Weil die Winterspiele damals auch als Weltmeisterschaften zählten, gewann Mittermaier die Medaillen quasi doppelt. Und weil sie in jenem Winter praktisch unschlagbar war, sicherte sie sich auch den Gesamtweltcup sowie die Siege in zwei Disziplinen-Wertungen (Abfahrt und Kombination). In den Wochen nach Olympia habe sie 27 000 Fanbriefe erhalten, in ihrem Elternhaus sei ein Zimmer voller Post und Pakete gewesen, erzählte sie den Reportern.

Was die Öffentlichkeit weit über die deutschen Grenzen hinaus noch mehr faszinierte als die Erfolge, war Mittermaiers herzliche und bodenständige Art. Geboren in München und aufgewachsen in einem kleinen Skigebiet bei Reit im Winkl, half sie als Teenager im Service der elterlichen Gaststätte aus. Im Privaten fand sie das Glück am Pistenrand, als sie zu Beginn ihrer Karriere den Sportkameraden Christian Neureuther kennenlernte. Es war Liebe auf den ersten Blick – und fürs Leben.

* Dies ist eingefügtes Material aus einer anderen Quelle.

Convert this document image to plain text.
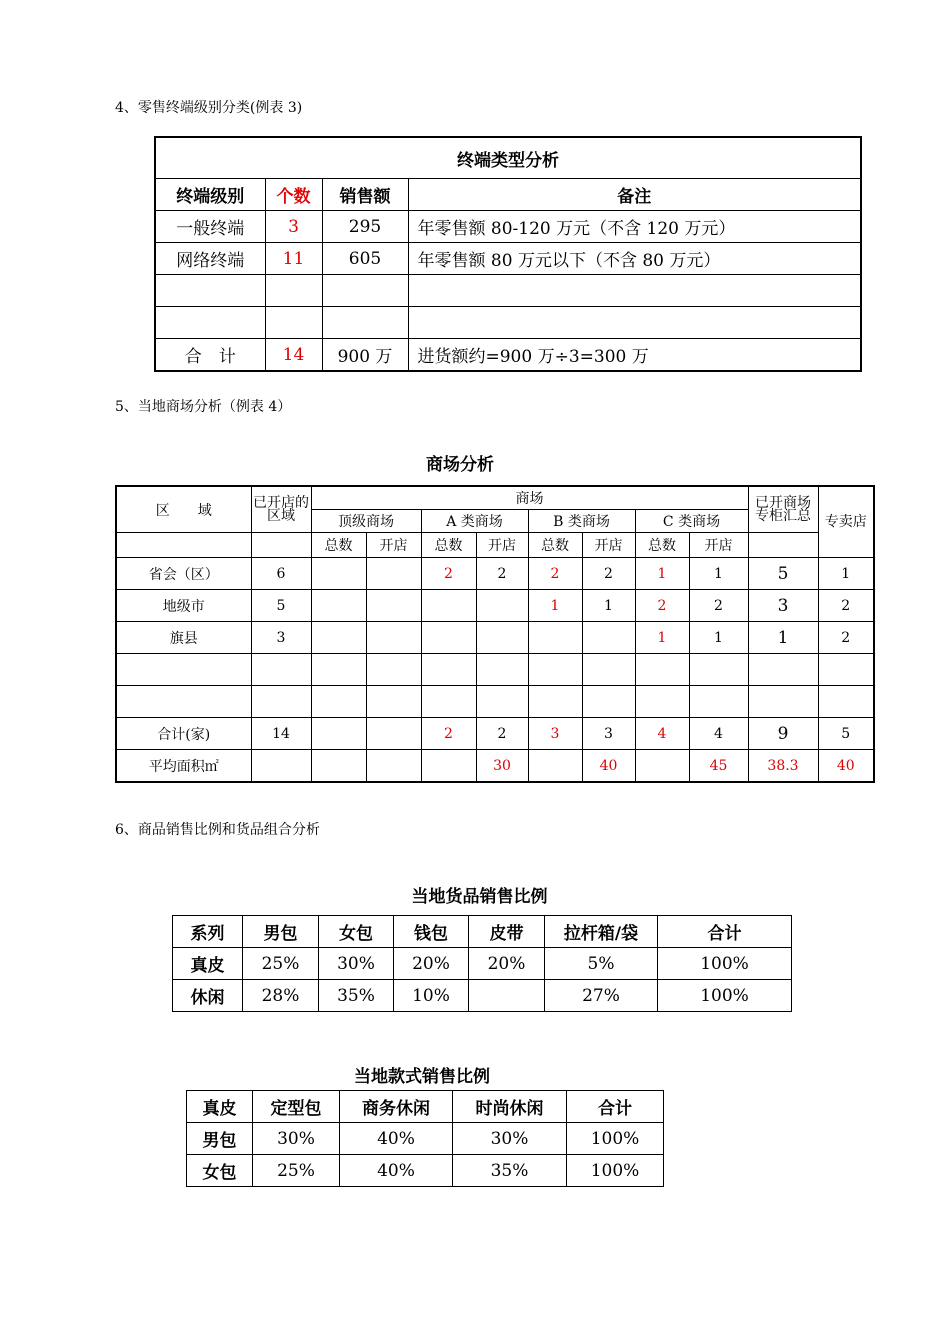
4、零售终端级别分类(例表 3)
终端类型分析			
终端级别	个数	销售额	备注
一般终端	3	295	年零售额 80-120 万元（不含 120 万元）
网络终端	11	605	年零售额 80 万元以下（不含 80 万元）

合　计	14	900 万	进货额约=900 万÷3=300 万
5、当地商场分析（例表 4）
商场分析
区　　域	已开店的区域	商场								已开商场专柜汇总	专卖店
		顶级商场		A 类商场		B 类商场		C 类商场			
		总数	开店	总数	开店	总数	开店	总数	开店		
省会（区）	6			2	2	2	2	1	1	5	1
地级市	5					1	1	2	2	3	2
旗县	3							1	1	1	2

合计(家)	14			2	2	3	3	4	4	9	5
平均面积㎡					30		40		45	38.3	40
6、商品销售比例和货品组合分析
当地货品销售比例
系列	男包	女包	钱包	皮带	拉杆箱/袋	合计
真皮	25%	30%	20%	20%	5%	100%
休闲	28%	35%	10%		27%	100%
当地款式销售比例
真皮	定型包	商务休闲	时尚休闲	合计
男包	30%	40%	30%	100%
女包	25%	40%	35%	100%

Rosi Mittermaier besass nicht nur Charme und das perfekte Gespür im Schnee, sondern auch für das passende Timing. Im Frühjahr 1976 realisierte sie, dass ihre Erfolge kaum zu wiederholen waren. Im Alter von 25 Jahren trat sie vom Spitzensport zurück. An ihrer Popularität änderte sich aber nichts. Sie blieb beliebter Gast in Sport- und Unterhaltungssendungen und schaffte es wie kaum eine Zweite, ihre Erfolge zu konservieren. Sie engagierte sich auch im Sozialen – ohne dies an die grosse Glocke zu hängen. Für den Skisport besass sie in Deutschland einen ähnlichen Stellenwert wie Bernhard Russi in der Schweiz.

Nach dem Rücktritt widmete sich «Gold-Rosi» vor allem ihrer Familie. Die Kinder Ameli (als Modedesignerin) und Felix Neureuther (als Skirennfahrer) etablierten sich ebenfalls erfolgreich in ihren Branchen. An die Popularität und Ausstrahlung ihrer Mutter kamen sie aber nicht heran. Konnten sie auch nicht. Eine wie Rosi Mittermaier wird es nie mehr geben. Vergangene Woche erlag sie ihrer Krebserkrankung. Der Skisport trauert um einen seiner grössten Stars – und um eine unvergleichlich liebevolle und charismatische Persönlichkeit.